On a tous envie de tourner la page. Celle d’une année harassante, tragique aussi. Et donc, à chacun son mode opératoire, du repos ascétique à la ruée vers l’or balnéaire.

A sa dernière ligne droite, l’été échange les photos et les souvenirs – si possible embellis –, histoire de garder le moral bronzé, de prouver qu’on a été heureux… et d’embêter les autres qui sont restés à quai.

En fait, chacun, paraît-il, rêve du retour plus que du départ. Ah, garder un goût de sel sur les lèvres, la gratitude d’un jour qui se lève et réintégrer un quotidien ragaillardi, comme l’eau renouvelée d’un bocal!

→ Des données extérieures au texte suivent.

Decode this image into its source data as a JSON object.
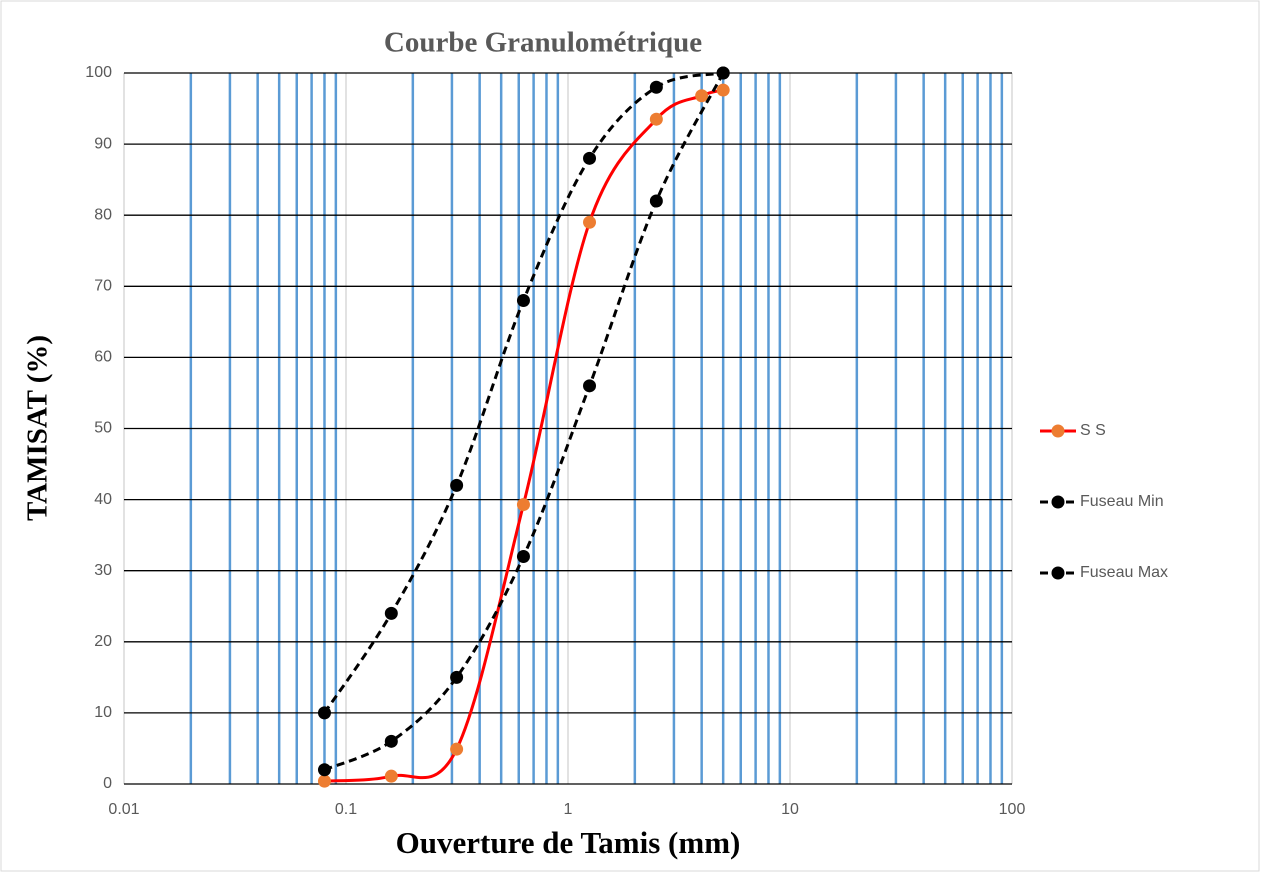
{
  "chart_data": {
    "type": "line",
    "title": "Courbe Granulométrique",
    "x_label": "Ouverture de Tamis (mm)",
    "y_label": "TAMISAT (%)",
    "x_log": true,
    "minor_grid": true,
    "grid": true,
    "legend": "right",
    "xlim": [
      0.01,
      100
    ],
    "xticks": [
      0.01,
      0.1,
      1,
      10,
      100
    ],
    "ylim": [
      0,
      100
    ],
    "yticks": [
      0,
      10,
      20,
      30,
      40,
      50,
      60,
      70,
      80,
      90,
      100
    ],
    "series": [
      {
        "name": "S S",
        "color": "#ff0000",
        "marker_color": "#ed7d31",
        "dashed": false,
        "x": [
          0.08,
          0.16,
          0.315,
          0.63,
          1.25,
          2.5,
          4,
          5
        ],
        "values": [
          0.4,
          1.1,
          4.9,
          39.3,
          79,
          93.5,
          96.8,
          97.6
        ]
      },
      {
        "name": "Fuseau Min",
        "color": "#000000",
        "marker_color": "#000000",
        "dashed": true,
        "x": [
          0.08,
          0.16,
          0.315,
          0.63,
          1.25,
          2.5,
          5
        ],
        "values": [
          2,
          6,
          15,
          32,
          56,
          82,
          100
        ]
      },
      {
        "name": "Fuseau Max",
        "color": "#000000",
        "marker_color": "#000000",
        "dashed": true,
        "x": [
          0.08,
          0.16,
          0.315,
          0.63,
          1.25,
          2.5,
          5
        ],
        "values": [
          10,
          24,
          42,
          68,
          88,
          98,
          100
        ]
      }
    ]
  }
}
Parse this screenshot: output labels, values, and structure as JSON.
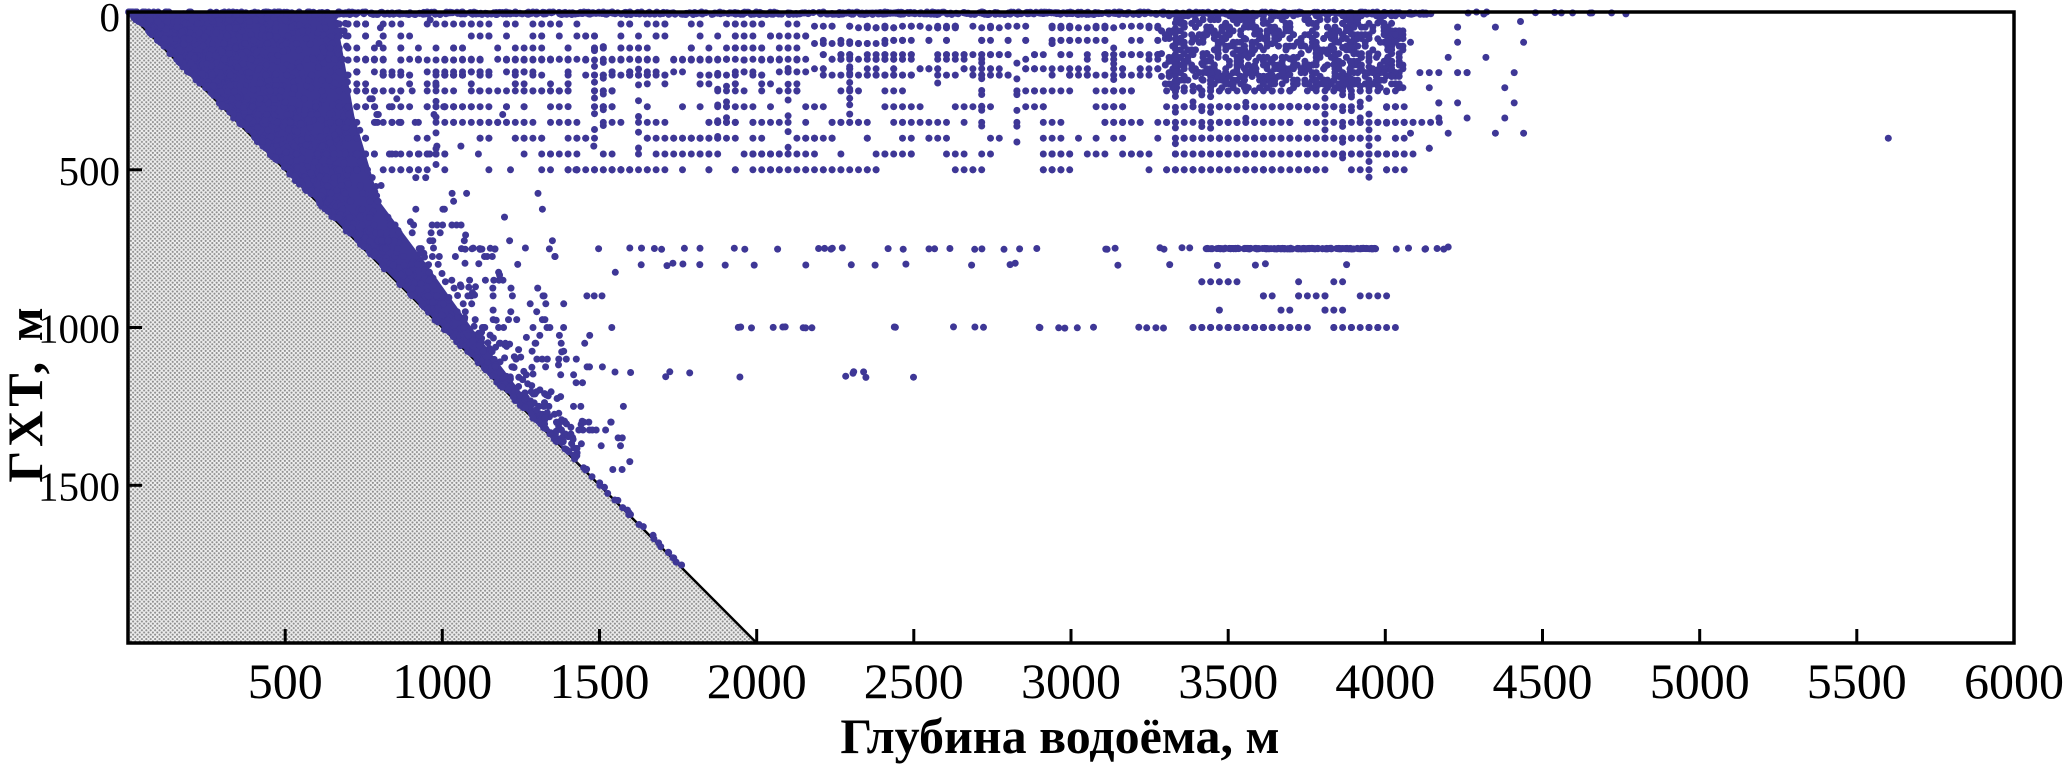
{
  "figure": {
    "kind": "scientific scatter plot (publication style)",
    "background": "#ffffff"
  },
  "chart_data": {
    "type": "scatter",
    "title": "",
    "xlabel": "Глубина водоёма, м",
    "ylabel": "ГХТ, м",
    "xlim": [
      0,
      6000
    ],
    "ylim": [
      0,
      2000
    ],
    "y_axis_inverted": true,
    "grid": false,
    "legend": false,
    "x_ticks": [
      500,
      1000,
      1500,
      2000,
      2500,
      3000,
      3500,
      4000,
      4500,
      5000,
      5500,
      6000
    ],
    "y_ticks": [
      0,
      500,
      1000,
      1500
    ],
    "point_color": "#3e3796",
    "point_radius_px": 3.5,
    "axis_color": "#000000",
    "excluded_region": {
      "shape": "triangle",
      "meaning": "zone where trawl horizon (ГХТ) would exceed bottom depth — no observations possible",
      "vertices_data": [
        [
          0,
          0
        ],
        [
          2000,
          2000
        ],
        [
          0,
          2000
        ]
      ],
      "fill_style": "fine gray halftone dot pattern",
      "fill_base": "#efefef",
      "fill_dot": "#8d8d8d",
      "edge_color": "#000000"
    },
    "diagonal_density_band": {
      "meaning": "near-bottom trawling: dense mass of points hugging the 1:1 line (ГХТ ≈ глубина водоёма)",
      "color": "#3e3796",
      "upper_boundary_data": [
        [
          0,
          0
        ],
        [
          660,
          0
        ],
        [
          720,
          330
        ],
        [
          800,
          600
        ],
        [
          950,
          800
        ],
        [
          1100,
          1010
        ],
        [
          1250,
          1205
        ],
        [
          1400,
          1395
        ],
        [
          1448,
          1448
        ]
      ]
    },
    "distribution_summary": "Surface tows form a nearly solid line at ГХТ=0 from ~300 to ~4800 m bottom depth. Mid-water points are quantized into horizontal rows every ~50 m down to ~500 m for bottom depths 700–4100 m, with a very dense cloud at depths 3300–4050 m. Long sparse rows occur at ГХТ≈750 m (solid segment at 3450–3950 m), ≈800 m, ≈850–950 m, ≈1000 m and ≈1150 m. Sparse single points follow the 1:1 line down to ~1750 m. Lower-right area is empty.",
    "seed": 13,
    "point_regions": [
      {
        "name": "solid-apex-wedge",
        "kind": "wedge",
        "count": 800,
        "x": [
          0,
          700
        ],
        "qy": 6
      },
      {
        "name": "diagonal-band-scatter",
        "kind": "band",
        "count": 620,
        "x": [
          150,
          1450
        ],
        "mean": 60
      },
      {
        "name": "diagonal-sparse-tail",
        "kind": "diag",
        "count": 26,
        "x": [
          1440,
          1770
        ],
        "off": 12
      },
      {
        "name": "above-band-halo",
        "kind": "halo",
        "count": 330,
        "x": [
          300,
          1600
        ],
        "mean": 240,
        "qy": 25
      },
      {
        "name": "surface-line",
        "kind": "hline",
        "count": 1000,
        "x": [
          260,
          4150
        ],
        "y": 3,
        "jitter": 5
      },
      {
        "name": "surface-line-tail",
        "kind": "hline",
        "count": 14,
        "x": [
          4150,
          4800
        ],
        "y": 3,
        "jitter": 4
      },
      {
        "name": "upper-left-fill",
        "kind": "uniform",
        "count": 270,
        "x": [
          650,
          2150
        ],
        "y": [
          15,
          225
        ],
        "qx": 28,
        "qy": 38
      },
      {
        "name": "upper-mid-fill",
        "kind": "uniform",
        "count": 180,
        "x": [
          2150,
          3290
        ],
        "y": [
          15,
          205
        ],
        "qx": 28,
        "qy": 45
      },
      {
        "name": "left-rows",
        "kind": "rows",
        "count": 470,
        "x": [
          650,
          2160
        ],
        "rows": [
          150,
          200,
          250,
          300,
          350,
          400,
          450,
          500
        ],
        "qx": 28,
        "run": 0.45
      },
      {
        "name": "mid-rows",
        "kind": "rows",
        "count": 290,
        "x": [
          2160,
          3290
        ],
        "rows": [
          50,
          100,
          150,
          200,
          250,
          300,
          350,
          400,
          450,
          500
        ],
        "qx": 28,
        "run": 0.45
      },
      {
        "name": "mid-columns",
        "kind": "cols",
        "cols": 14,
        "x": [
          950,
          3250
        ],
        "y0": [
          60,
          260
        ],
        "step": 50,
        "len": [
          3,
          6
        ],
        "qx": 28
      },
      {
        "name": "cluster-core",
        "kind": "uniform",
        "count": 800,
        "x": [
          3290,
          4060
        ],
        "y": [
          8,
          240
        ],
        "qx": 12,
        "qy": 12
      },
      {
        "name": "cluster-rows",
        "kind": "rows",
        "count": 400,
        "x": [
          3290,
          4060
        ],
        "rows": [
          250,
          300,
          350,
          400,
          450,
          500
        ],
        "qx": 28,
        "run": 0.58
      },
      {
        "name": "cluster-columns",
        "kind": "cols",
        "cols": 20,
        "x": [
          3290,
          4040
        ],
        "y0": [
          30,
          220
        ],
        "step": 50,
        "len": [
          3,
          8
        ],
        "qx": 28
      },
      {
        "name": "right-sparse",
        "kind": "uniform",
        "count": 30,
        "x": [
          4060,
          4480
        ],
        "y": [
          15,
          470
        ],
        "qx": 30,
        "qy": 48
      },
      {
        "name": "row-750-left",
        "kind": "hline",
        "count": 46,
        "x": [
          880,
          3430
        ],
        "y": 750,
        "jitter": 3
      },
      {
        "name": "row-750-dense",
        "kind": "hline",
        "count": 170,
        "x": [
          3430,
          3970
        ],
        "y": 750,
        "jitter": 1
      },
      {
        "name": "row-750-tail",
        "kind": "hline",
        "count": 6,
        "x": [
          3970,
          4200
        ],
        "y": 750,
        "jitter": 2
      },
      {
        "name": "row-800",
        "kind": "hline",
        "count": 22,
        "x": [
          1040,
          4280
        ],
        "y": 800,
        "jitter": 4
      },
      {
        "name": "rows-850-950",
        "kind": "rows",
        "count": 30,
        "x": [
          3380,
          3970
        ],
        "rows": [
          855,
          900,
          945
        ],
        "qx": 28,
        "run": 0.4
      },
      {
        "name": "row-1000-left",
        "kind": "hline",
        "count": 24,
        "x": [
          1850,
          3330
        ],
        "y": 1000,
        "jitter": 2
      },
      {
        "name": "row-1000-dense",
        "kind": "rows",
        "count": 62,
        "x": [
          3330,
          3970
        ],
        "rows": [
          1000
        ],
        "qx": 28,
        "run": 0.5
      },
      {
        "name": "row-1150",
        "kind": "hline",
        "count": 12,
        "x": [
          1480,
          2740
        ],
        "y": 1150,
        "jitter": 10
      }
    ],
    "isolated_points": [
      [
        5600,
        400
      ],
      [
        4430,
        30
      ],
      [
        4200,
        745
      ]
    ]
  }
}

Que tout aille mieux, donc: revenir autre, ou autrement. Mais c’est là que le pneu crève. Qu’un grain de sable grippe le vœu estivant. Non seulement on n’a pas oublié son numéro de téléphone – on se l’était pourtant promis –, mais on rentre fourbu – la faute (en vrac) aux enfants, aux coliques, au jetlag…

Alors, tourner la page, c’est une envie prise au pied de la lettre, du 25 au 27 août, au Théâtre de Namur, lieu de la 5e édition de l’Intime Festival, un rendez-vous littéraire initié par le comédien Benoît Poelvoorde, convaincu que «le livre est quand même aussi là pour vous faire avancer, réfléchir ou tout au moins pour rendre les choses supportables». Avis à tous ceux qui ne sont pas revenus de tout.